New York Red Bulls Academy product, Bolu Akinyode is on the move again. The former NYRB II man spent 2016 with Philadelphia Union's USL team, Bethlehem Steel. Now he has been traded to NASL's North Carolina FC.
NCFC is the team formerly known as the Carolina Railhawks, so Akinyode isn't quite moving a brand new squad. Still, he will spend his third year as a pro soccer player much as he spent the first two: with a club establishing its identity. Akinyode turned pro with NYRB II in 2015, joining the team for its inaugural season. He was released at the end of October 2015, and got scooped up by the Steel for its inaugural year in USL. Now he will part of the first set of players to take the field as North Carolina FC.

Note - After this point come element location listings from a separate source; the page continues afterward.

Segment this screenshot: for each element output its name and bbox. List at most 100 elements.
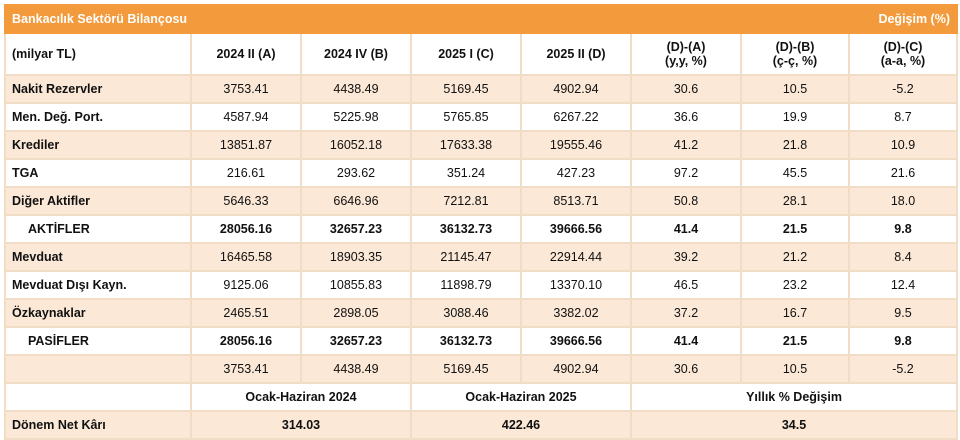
cell-value: 22914.44 [520,242,632,272]
cell-value: 19.9 [740,102,850,132]
cell-value: 18903.35 [300,242,412,272]
cell-value: 21.2 [740,242,850,272]
cell-value: 351.24 [410,158,522,188]
cell-value: 4902.94 [520,74,632,104]
cell-value: 10.5 [740,74,850,104]
cell-value: 39666.56 [520,326,632,356]
header-row: (milyar TL) 2024 II (A) 2024 IV (B) 2025 I … [4,32,958,76]
cell-value: 4438.49 [300,74,412,104]
cell-value: 5169.45 [410,74,522,104]
table-row: Mevduat Dışı Kayn. 9125.06 10855.83 11898.7… [4,270,958,300]
cell-value: 9.8 [848,326,958,356]
cell-value: 41.4 [630,214,742,244]
cell-value: 6267.22 [520,102,632,132]
cell-value: 19555.46 [520,130,632,160]
row-label: Diğer Aktifler [4,186,192,216]
row-label [4,354,192,384]
cell-value: 32657.23 [300,214,412,244]
cell-value: 41.2 [630,130,742,160]
column-header: (D)-(B) (ç-ç, %) [740,32,850,76]
cell-value: 10.9 [848,130,958,160]
cell-value: 3753.41 [190,354,302,384]
cell-value: 16052.18 [300,130,412,160]
cell-value: 10855.83 [300,270,412,300]
cell-value: 3753.41 [190,74,302,104]
balance-sheet-table: Bankacılık Sektörü Bilançosu Değişim (%)… [4,4,958,440]
cell-value: 5765.85 [410,102,522,132]
cell-value: 16.7 [740,298,850,328]
cell-value: -5.2 [848,354,958,384]
cell-value: 39666.56 [520,214,632,244]
cell-value: 8.7 [848,102,958,132]
cell-value: 21.5 [740,214,850,244]
cell-value: 28.1 [740,186,850,216]
cell-value: 46.5 [630,270,742,300]
cell-value: 30.6 [630,74,742,104]
cell-value: 9125.06 [190,270,302,300]
cell-value: 12.4 [848,270,958,300]
cell-value: 39.2 [630,242,742,272]
balance-sheet-panel: Bankacılık Sektörü Bilançosu Değişim (%)… [4,4,958,440]
period-header-change: Yıllık % Değişim [630,382,958,412]
cell-value: 21.6 [848,158,958,188]
column-header: (D)-(A) (y,y, %) [630,32,742,76]
row-label: Özkaynaklar [4,298,192,328]
column-header: (D)-(C) (a-a, %) [848,32,958,76]
table-row: Özkaynaklar 2465.51 2898.05 3088.46 3382.02 3… [4,298,958,328]
cell-value: 9.5 [848,298,958,328]
cell-value: 3382.02 [520,298,632,328]
cell-value: 36.6 [630,102,742,132]
cell-value: 36132.73 [410,326,522,356]
cell-value: 97.2 [630,158,742,188]
table-row: Krediler 13851.87 16052.18 17633.38 19555.46… [4,130,958,160]
title-row: Bankacılık Sektörü Bilançosu Değişim (%) [4,4,958,34]
cell-value: 10.5 [740,354,850,384]
table-row: PASİFLER 28056.16 32657.23 36132.73 39666.56… [4,326,958,356]
cell-value: 50.8 [630,186,742,216]
cell-value: 28056.16 [190,326,302,356]
cell-value: 13851.87 [190,130,302,160]
table-row: Men. Değ. Port. 4587.94 5225.98 5765.85 6267… [4,102,958,132]
net-profit-row: Dönem Net Kârı 314.03 422.46 34.5 [4,410,958,440]
cell-value: 293.62 [300,158,412,188]
cell-value: 11898.79 [410,270,522,300]
cell-value: 5225.98 [300,102,412,132]
row-label: Mevduat [4,242,192,272]
cell-value: 16465.58 [190,242,302,272]
period-header-2025: Ocak-Haziran 2025 [410,382,632,412]
cell-value: 18.0 [848,186,958,216]
net-profit-label: Dönem Net Kârı [4,410,192,440]
row-label: Mevduat Dışı Kayn. [4,270,192,300]
row-label: AKTİFLER [4,214,192,244]
cell-value: 21.5 [740,326,850,356]
cell-value: 2465.51 [190,298,302,328]
cell-value: 45.5 [740,158,850,188]
cell-value: 21145.47 [410,242,522,272]
row-label: TGA [4,158,192,188]
column-header: (milyar TL) [4,32,192,76]
cell-value: 4438.49 [300,354,412,384]
table-row: Nakit Rezervler 3753.41 4438.49 5169.45 4902… [4,74,958,104]
cell-value: 3088.46 [410,298,522,328]
cell-value: 427.23 [520,158,632,188]
cell-value: 7212.81 [410,186,522,216]
cell-value: 37.2 [630,298,742,328]
net-profit-change: 34.5 [630,410,958,440]
column-header: 2024 II (A) [190,32,302,76]
table-row: AKTİFLER 28056.16 32657.23 36132.73 39666.56… [4,214,958,244]
row-label: Krediler [4,130,192,160]
period-header-2024: Ocak-Haziran 2024 [190,382,412,412]
period-header-spacer [4,382,192,412]
cell-value: 21.8 [740,130,850,160]
cell-value: 32657.23 [300,326,412,356]
table-row: 3753.41 4438.49 5169.45 4902.94 30.6 10.5 -5.2 [4,354,958,384]
cell-value: 41.4 [630,326,742,356]
cell-value: 216.61 [190,158,302,188]
cell-value: 17633.38 [410,130,522,160]
cell-value: 5646.33 [190,186,302,216]
cell-value: 2898.05 [300,298,412,328]
change-title: Değişim (%) [630,4,958,34]
row-label: PASİFLER [4,326,192,356]
cell-value: -5.2 [848,74,958,104]
cell-value: 8513.71 [520,186,632,216]
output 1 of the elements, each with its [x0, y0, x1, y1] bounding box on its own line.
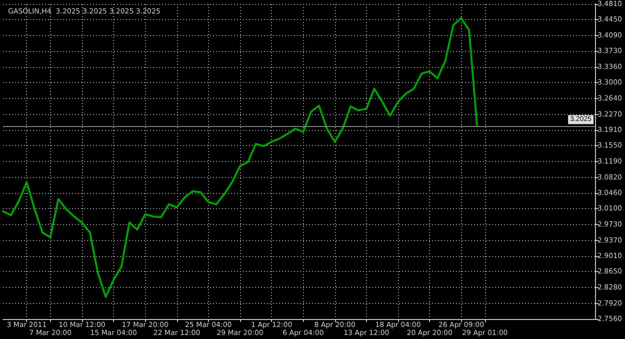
line-series [2, 16, 478, 298]
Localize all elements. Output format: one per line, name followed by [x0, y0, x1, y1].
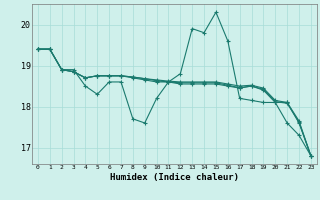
X-axis label: Humidex (Indice chaleur): Humidex (Indice chaleur)	[110, 173, 239, 182]
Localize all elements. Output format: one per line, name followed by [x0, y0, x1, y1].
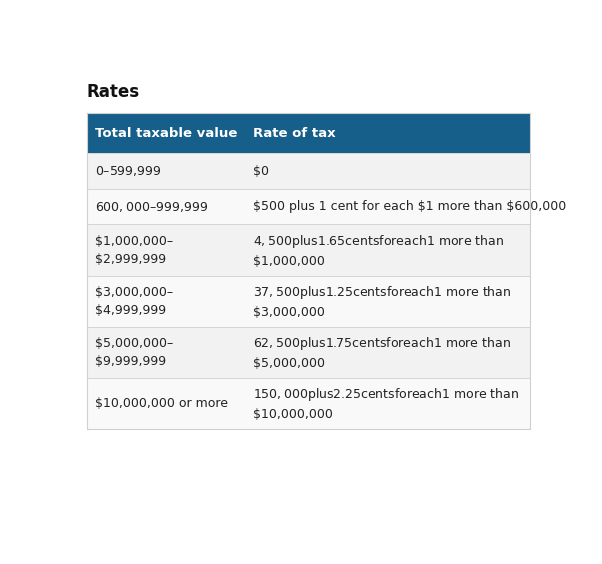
Bar	[87, 327, 530, 378]
Text: $1,000,000–
$2,999,999: $1,000,000– $2,999,999	[95, 235, 173, 266]
Bar	[87, 224, 530, 276]
Text: $37,500 plus 1.25 cents for each $1 more than
$3,000,000: $37,500 plus 1.25 cents for each $1 more…	[253, 284, 511, 319]
Text: $3,000,000–
$4,999,999: $3,000,000– $4,999,999	[95, 286, 173, 317]
Text: $4,500 plus 1.65 cents for each $1 more than
$1,000,000: $4,500 plus 1.65 cents for each $1 more …	[253, 232, 504, 267]
Text: $10,000,000 or more: $10,000,000 or more	[95, 397, 228, 411]
Bar	[87, 378, 530, 429]
Bar	[87, 153, 530, 189]
Text: Total taxable value: Total taxable value	[95, 127, 238, 140]
Text: $0–$599,999: $0–$599,999	[95, 164, 161, 178]
Bar	[87, 189, 530, 224]
Text: $0: $0	[253, 165, 268, 178]
Text: Rate of tax: Rate of tax	[253, 127, 335, 140]
Text: $500 plus 1 cent for each $1 more than $600,000: $500 plus 1 cent for each $1 more than $…	[253, 200, 566, 213]
Text: $5,000,000–
$9,999,999: $5,000,000– $9,999,999	[95, 337, 173, 368]
Text: $600,000–$999,999: $600,000–$999,999	[95, 200, 208, 214]
Bar	[87, 113, 530, 153]
Bar	[87, 113, 530, 429]
Text: Rates: Rates	[87, 83, 140, 101]
Bar	[87, 276, 530, 327]
Text: $62,500 plus 1.75 cents for each $1 more than
$5,000,000: $62,500 plus 1.75 cents for each $1 more…	[253, 335, 510, 370]
Text: $150,000 plus 2.25 cents for each $1 more than
$10,000,000: $150,000 plus 2.25 cents for each $1 mor…	[253, 386, 519, 421]
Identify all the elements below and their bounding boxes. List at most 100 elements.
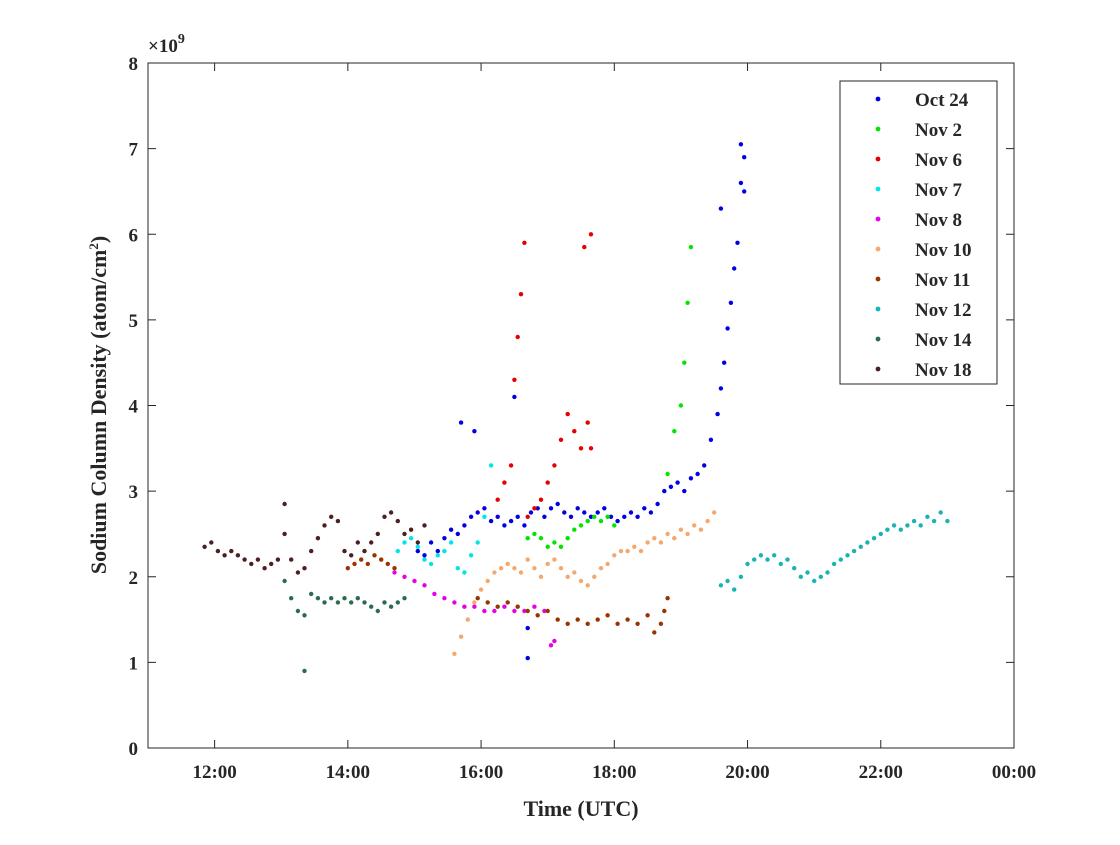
data-point <box>485 600 490 605</box>
data-point <box>905 523 910 528</box>
data-point <box>422 583 427 588</box>
data-point <box>415 544 420 549</box>
data-point <box>558 437 564 442</box>
data-point <box>605 514 610 519</box>
data-point <box>275 557 281 562</box>
data-point <box>575 617 580 622</box>
data-point <box>515 604 520 609</box>
data-point <box>858 544 863 549</box>
data-point <box>665 596 670 601</box>
data-point <box>525 608 530 614</box>
data-point <box>672 536 677 541</box>
data-point <box>369 604 374 609</box>
data-point <box>831 561 837 567</box>
legend-label: Nov 12 <box>915 300 971 321</box>
legend-marker <box>875 306 881 312</box>
data-point <box>435 553 440 558</box>
data-point <box>678 403 684 408</box>
data-point <box>565 621 570 626</box>
data-point <box>335 600 341 605</box>
data-point <box>322 600 327 605</box>
data-point <box>369 540 374 545</box>
data-point <box>518 292 524 297</box>
data-point <box>648 510 654 515</box>
data-point <box>249 561 254 567</box>
data-point <box>535 506 540 511</box>
data-point <box>542 608 547 614</box>
data-point <box>572 570 577 575</box>
legend-marker <box>875 336 881 342</box>
data-point <box>562 510 567 515</box>
legend-marker <box>875 276 881 282</box>
data-point <box>918 523 923 528</box>
legend-label: Nov 18 <box>915 360 971 381</box>
data-point <box>322 523 327 528</box>
data-point <box>388 510 394 515</box>
data-point <box>532 531 537 537</box>
data-point <box>572 429 577 434</box>
data-point <box>215 548 221 554</box>
data-point <box>628 510 634 515</box>
legend-box <box>839 80 998 385</box>
data-point <box>455 531 460 537</box>
data-point <box>652 536 657 541</box>
data-point <box>525 557 530 562</box>
legend-label: Nov 11 <box>915 270 970 291</box>
data-point <box>765 557 770 562</box>
legend-marker <box>875 156 881 162</box>
data-point <box>282 531 287 537</box>
x-axis-title: Time (UTC) <box>523 796 638 821</box>
data-point <box>458 420 464 425</box>
data-point <box>335 518 341 524</box>
legend-label: Nov 2 <box>915 120 962 141</box>
y-tick-label: 6 <box>129 225 139 246</box>
data-point <box>688 476 694 481</box>
data-point <box>688 244 694 250</box>
data-point <box>735 240 740 245</box>
data-point <box>512 608 517 614</box>
data-point <box>548 643 554 648</box>
legend-marker <box>875 186 881 192</box>
data-point <box>289 557 294 562</box>
data-point <box>598 518 604 524</box>
data-point <box>408 536 414 541</box>
data-point <box>382 514 387 519</box>
data-point <box>672 429 677 434</box>
data-point <box>592 574 597 579</box>
data-point <box>615 621 620 626</box>
data-point <box>458 634 464 639</box>
data-point <box>202 544 207 549</box>
data-point <box>475 540 480 545</box>
data-point <box>472 600 477 605</box>
data-point <box>295 570 301 575</box>
data-point <box>938 510 943 515</box>
data-point <box>508 463 514 468</box>
legend-marker <box>875 216 881 222</box>
data-point <box>532 566 537 571</box>
data-point <box>422 523 427 528</box>
data-point <box>538 536 544 541</box>
data-point <box>565 536 570 541</box>
data-point <box>645 540 650 545</box>
data-point <box>255 557 261 562</box>
data-point <box>682 360 687 365</box>
data-point <box>552 540 557 545</box>
data-point <box>495 604 500 609</box>
data-point <box>692 523 697 528</box>
data-point <box>329 514 334 519</box>
legend-label: Nov 8 <box>915 210 962 231</box>
data-point <box>565 574 570 579</box>
data-point <box>845 553 850 558</box>
data-point <box>392 570 397 575</box>
data-point <box>712 510 717 515</box>
series-nov-6 <box>495 232 594 519</box>
data-point <box>718 206 724 211</box>
data-point <box>578 446 584 451</box>
data-point <box>362 548 367 554</box>
data-point <box>742 155 747 160</box>
data-point <box>871 536 877 541</box>
legend-marker <box>875 96 881 102</box>
data-point <box>838 557 843 562</box>
data-point <box>412 578 417 584</box>
data-point <box>655 501 660 507</box>
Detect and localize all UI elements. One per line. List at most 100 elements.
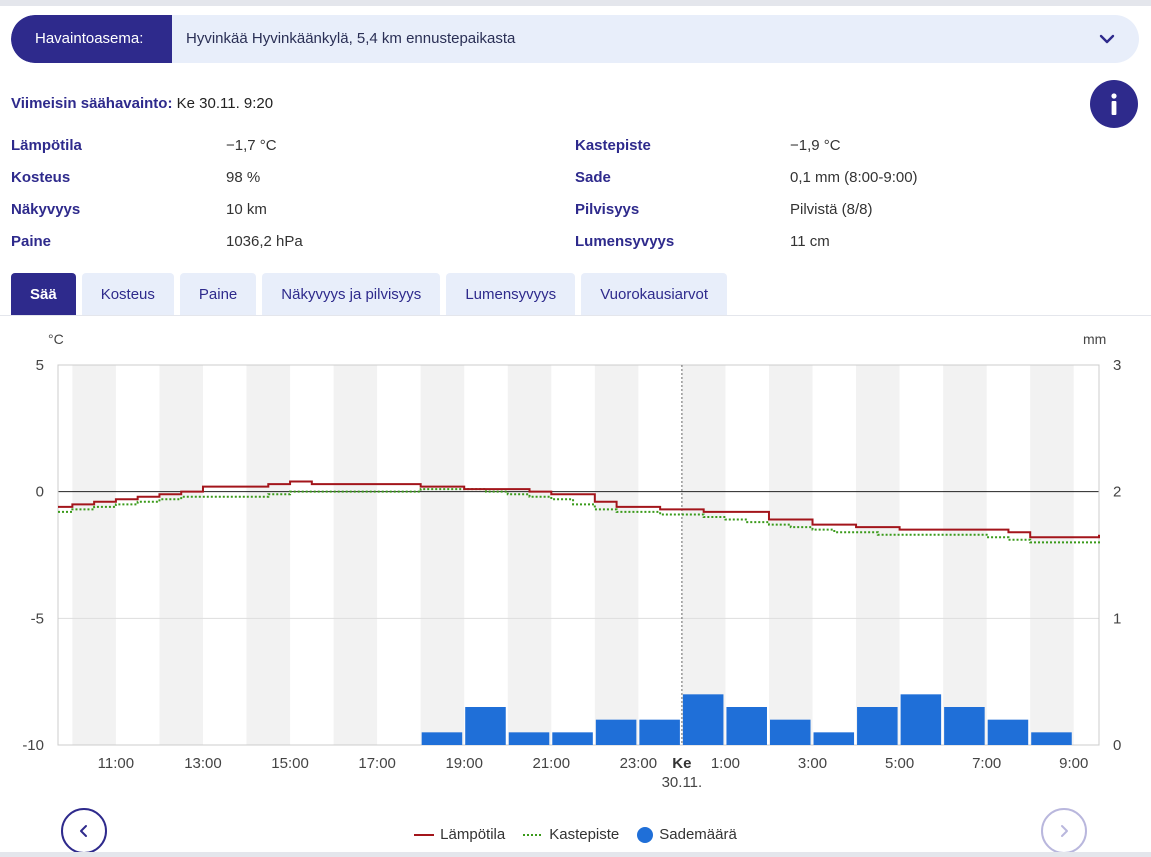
y-right-tick-label: 1: [1113, 610, 1121, 627]
legend-temperature-label: Lämpötila: [440, 826, 506, 843]
obs-label-dewpoint: Kastepiste: [575, 137, 651, 154]
precipitation-bar: [857, 707, 898, 745]
hour-band: [594, 365, 639, 745]
y-right-tick-label: 3: [1113, 357, 1121, 374]
hour-band: [246, 365, 291, 745]
y-right-tick-label: 2: [1113, 484, 1121, 501]
chevron-down-icon[interactable]: [1099, 31, 1115, 47]
station-selector[interactable]: Havaintoasema: Hyvinkää Hyvinkäänkylä, 5…: [11, 15, 1139, 63]
x-tick-label: 11:00: [98, 755, 134, 772]
y-left-unit: °C: [48, 331, 64, 347]
y-left-tick-label: 5: [36, 357, 44, 374]
chart-tabs: Sää Kosteus Paine Näkyvyys ja pilvisyys …: [11, 273, 728, 315]
x-tick-label: 21:00: [533, 755, 571, 772]
day-marker-label: Ke: [672, 755, 691, 772]
precipitation-bar: [813, 732, 855, 745]
legend-dewpoint[interactable]: Kastepiste: [523, 826, 619, 843]
x-tick-label: 5:00: [885, 755, 914, 772]
weather-chart: °C mm 5 0 -5 -10 3 2 1 0 11:00 13:00 15:00 17:00 19:00…: [22, 331, 1121, 791]
y-left-tick-label: 0: [36, 484, 44, 501]
temperature-line-icon: [414, 833, 435, 836]
tab-daily-values[interactable]: Vuorokausiarvot: [581, 273, 728, 315]
x-tick-label: 15:00: [271, 755, 309, 772]
x-tick-label: 9:00: [1059, 755, 1088, 772]
day-marker-date: 30.11.: [662, 774, 703, 791]
hour-band: [943, 365, 987, 745]
hour-band: [420, 365, 465, 745]
y-left-tick-label: -5: [31, 610, 44, 627]
tab-pressure[interactable]: Paine: [179, 273, 257, 315]
obs-value-cloudiness: Pilvistä (8/8): [790, 201, 873, 218]
legend-dewpoint-label: Kastepiste: [549, 826, 620, 843]
precipitation-bar: [508, 732, 550, 745]
precipitation-bar: [726, 707, 767, 745]
tab-divider: [0, 315, 1151, 316]
precipitation-bar: [1031, 732, 1072, 745]
y-left-tick-label: -10: [22, 737, 44, 754]
tab-weather[interactable]: Sää: [11, 273, 76, 315]
x-tick-label: 3:00: [798, 755, 827, 772]
hour-band: [159, 365, 203, 745]
y-right-unit: mm: [1083, 331, 1106, 347]
obs-value-dewpoint: −1,9 °C: [790, 137, 841, 154]
obs-label-humidity: Kosteus: [11, 169, 71, 186]
obs-label-pressure: Paine: [11, 233, 52, 250]
x-tick-label: 23:00: [620, 755, 658, 772]
legend-precipitation[interactable]: Sademäärä: [637, 826, 737, 843]
dewpoint-line: [58, 488, 1100, 544]
tab-humidity[interactable]: Kosteus: [81, 273, 174, 315]
obs-value-pressure: 1036,2 hPa: [226, 233, 303, 250]
obs-value-snow-depth: 11 cm: [790, 233, 830, 250]
previous-button[interactable]: [61, 808, 107, 854]
info-button[interactable]: [1090, 80, 1138, 128]
tab-visibility-cloudiness[interactable]: Näkyvyys ja pilvisyys: [262, 273, 441, 315]
obs-label-temperature: Lämpötila: [11, 137, 82, 154]
x-tick-label: 19:00: [445, 755, 483, 772]
hour-band: [681, 365, 726, 745]
precipitation-bar: [595, 719, 637, 745]
hour-band: [856, 365, 900, 745]
y-right-tick-label: 0: [1113, 737, 1121, 754]
precipitation-bar: [465, 707, 506, 745]
legend-temperature[interactable]: Lämpötila: [414, 826, 505, 843]
station-label: Havaintoasema:: [11, 15, 172, 63]
latest-observation-label: Viimeisin säähavainto:: [11, 95, 173, 112]
precipitation-bar: [639, 719, 680, 745]
chevron-right-icon: [1061, 825, 1068, 837]
obs-value-temperature: −1,7 °C: [226, 137, 277, 154]
precipitation-bar: [900, 694, 942, 745]
obs-label-visibility: Näkyvyys: [11, 201, 81, 218]
hour-band: [1030, 365, 1074, 745]
info-icon: [1111, 93, 1117, 115]
obs-value-visibility: 10 km: [226, 201, 267, 218]
precipitation-bar: [769, 719, 811, 745]
hour-band: [333, 365, 378, 745]
obs-label-cloudiness: Pilvisyys: [575, 201, 640, 218]
obs-value-precipitation: 0,1 mm (8:00-9:00): [790, 169, 918, 186]
precipitation-bar: [421, 732, 463, 745]
obs-value-humidity: 98 %: [226, 169, 261, 186]
obs-label-snow-depth: Lumensyvyys: [575, 233, 675, 250]
tab-snow-depth[interactable]: Lumensyvyys: [446, 273, 576, 315]
x-tick-label: 13:00: [184, 755, 222, 772]
next-button[interactable]: [1041, 808, 1087, 854]
bottom-divider: [0, 852, 1151, 857]
plot-border: [57, 364, 1100, 746]
latest-observation: Viimeisin säähavainto: Ke 30.11. 9:20: [11, 95, 273, 112]
precipitation-bar: [682, 694, 724, 745]
hour-band: [72, 365, 116, 745]
legend-precipitation-label: Sademäärä: [659, 826, 737, 843]
dewpoint-line-icon: [523, 833, 544, 836]
station-value[interactable]: Hyvinkää Hyvinkäänkylä, 5,4 km ennustepa…: [186, 30, 516, 47]
hour-band: [507, 365, 552, 745]
top-divider: [0, 0, 1151, 6]
x-tick-label: 1:00: [711, 755, 740, 772]
latest-observation-time: Ke 30.11. 9:20: [176, 95, 274, 112]
temperature-line: [58, 480, 1100, 539]
x-tick-label: 17:00: [358, 755, 396, 772]
obs-label-precipitation: Sade: [575, 169, 611, 186]
precipitation-bar: [552, 732, 593, 745]
chart-legend: Lämpötila Kastepiste Sademäärä: [0, 826, 1151, 843]
precipitation-bar: [987, 719, 1029, 745]
precipitation-dot-icon: [637, 826, 654, 843]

Quite the series of firsts for a 22-year-old.
Akinyode may have more special significance for RBNY, however. He might be the first NYRB II player to be sold on for a fee. The official line on his move to NCFC from Bethlehem Steel is "terms of the transaction were not disclosed" - but that does strongly suggest there was a transaction. Looks like Akinyode was traded and is therefore the first NYRB II alum to be traded, albeit not by NYRB II.
The Red Bulls have operated their reserve team as a catch-and-release program for its first two seasons of existence: players are either re-signed at the end of the year or released. But Akinyode's trade is the reminder that there is another way: players who RBNY may think won't make the grade it wants to see on its first team could yet be traded, rather than released, to clubs that do like what they see of the II team's talent.
There is no indication that RBNY needs or even wants to turn NYRB II into a selling club. But Akinyode's transfer from the Steel (i.e the Union) to NCFC is a reminder that there is a market for players outside MLS, and RBNY has a non-MLS team that can participate in that market.
Bolu Akinyode, of course, is not trying to be anyone's case study. He's a young midfielder hoping to develop a long and successful career as a pro soccer player. And Once A Metro wishes him all the best in that endeavor.